Suffrin Eddy, a mortician and political activist who has lived in the neighborhood all his life, says although Fort National is close to the center of Port-au-Prince, its place on a hilltop seems to have made it invisible to government officials and aid workers.
There are many streets where every house has fallen. Nearly three weeks after the disaster, people spend their days searching for the bodies of loved ones.
Eddy says the neighborhood has received water deliveries, but there has been no food aid at all.
The area is named for a historic fortress that overlooked the old town. It served as a police station and U.N. post but was leveled by the Jan. 12 quake. The slopes of the hill are white with the debris of hundreds of houses that crumbled and slid when the earthquake struck.
On a recent afternoon, a cluster of people is gathered near a fire crackling in a pit dug into the buckled concrete of a fallen roof. A small man in a floppy hat stands guard near the blaze.
"This is my mother," he tells an interpreter. "My mother is being burned here."
The man, Devarieu Stanley, says he finally found his mother's body after digging for several days in the wreckage. He burned her body where she lay, in the ruins of her kitchen.
Stanley says he burned the body of his little boy just two days before. He is still searching for the body of a nephew.
Valentina Pasquali for NPR
Suffrin Eddy, a mortician and political activist, has lived in the Fort National neighborhood all his life. Here, he climbed a toppled roof to show where two people were trapped alive. They were able to call out on their cell phones, he says, but there was no way to move the sheet of concrete, and after two days the phone calls stopped.
Suffrin Eddy, a mortician and political activist, has lived in the Fort National neighborhood all his life. Here, he climbed a toppled roof to show where two people were trapped alive. They were able to call out on their cell phones, he says, but there was no way to move the sheet of concrete, and after two days the phone calls stopped. Valentina Pasquali for NPR
It is a common story from the survivors in Fort National. Some of their loved ones are buried in mass graves. Other bodies are burned, especially if they can't be fully extracted from the rubble.
People fear that the bodies will be eaten by rats or dogs, and many fear that the stench of dead bodies can cause illness. Health officials say that is not true, but many people believe it, and it adds to their anxiety and pain.
Stanley is close to tears as he tells his story. "My child," he says, pointing to a charred spot on the ground. "I put fire on my child right here."
A dozen or so people gather around to tell similar stories.
"My son," says Syclear Jeanty. "He was 25." Another man, Yvenel Jacques, mourns for his little boy, saying over and over, "Tyson Jacques. His name was Tyson Jacques."
Mourning The Lost
A fallen school building is thought to have buried the bodies of nearly 20 children and their teacher, but nobody knows for sure.

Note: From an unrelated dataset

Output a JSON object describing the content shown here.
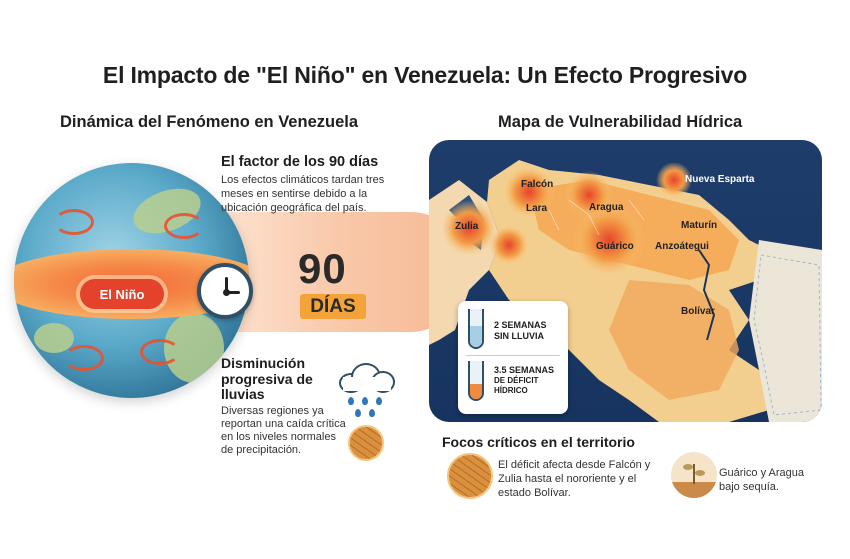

Many people sleep in a makeshift camp at the foot of the hill, but spend their days next to their fallen houses, looking for loved ones and any possessions they can retrieve.
Others take refuge in a sloping yard just a block from the top of the hill.
The yard seems overflowing with a few hundred men, women and children, but Eddy says more than 1,000 people come here to sleep at night.
He says residents in the camp are pooling what money they have and buying food at inflated prices from vendors on the street.
A man with graying hair sits at the upper end of the camp. His name is Max Paul, and he's one of the pastors at the Church of God in the Poste Marchant area at the bottom of the hill.
His eyes are swollen with fatigue and grief. His wife was killed along with six other people in his house, he says.
When asked what he tells his church members when they ask why such things happen, he shakes his head. "It's the will of God," he says. "It's the will of God. If God allows this to happen, it is because we human beings are too wicked."
Paul says his faith is stronger than ever. When asked if the disaster calls to mind the biblical story of Job, he gives an emphatic "Yes! God has given. God has taken away. May the name of the Lord be blessed."
During the daylight hours, when people of the Fort National area are searching the debris, they don't have much time to speculate on why this happened.
But when asked when they'll get a chance to mourn for their loved ones, one man replied: "We cry a lot. Every day. Every single day."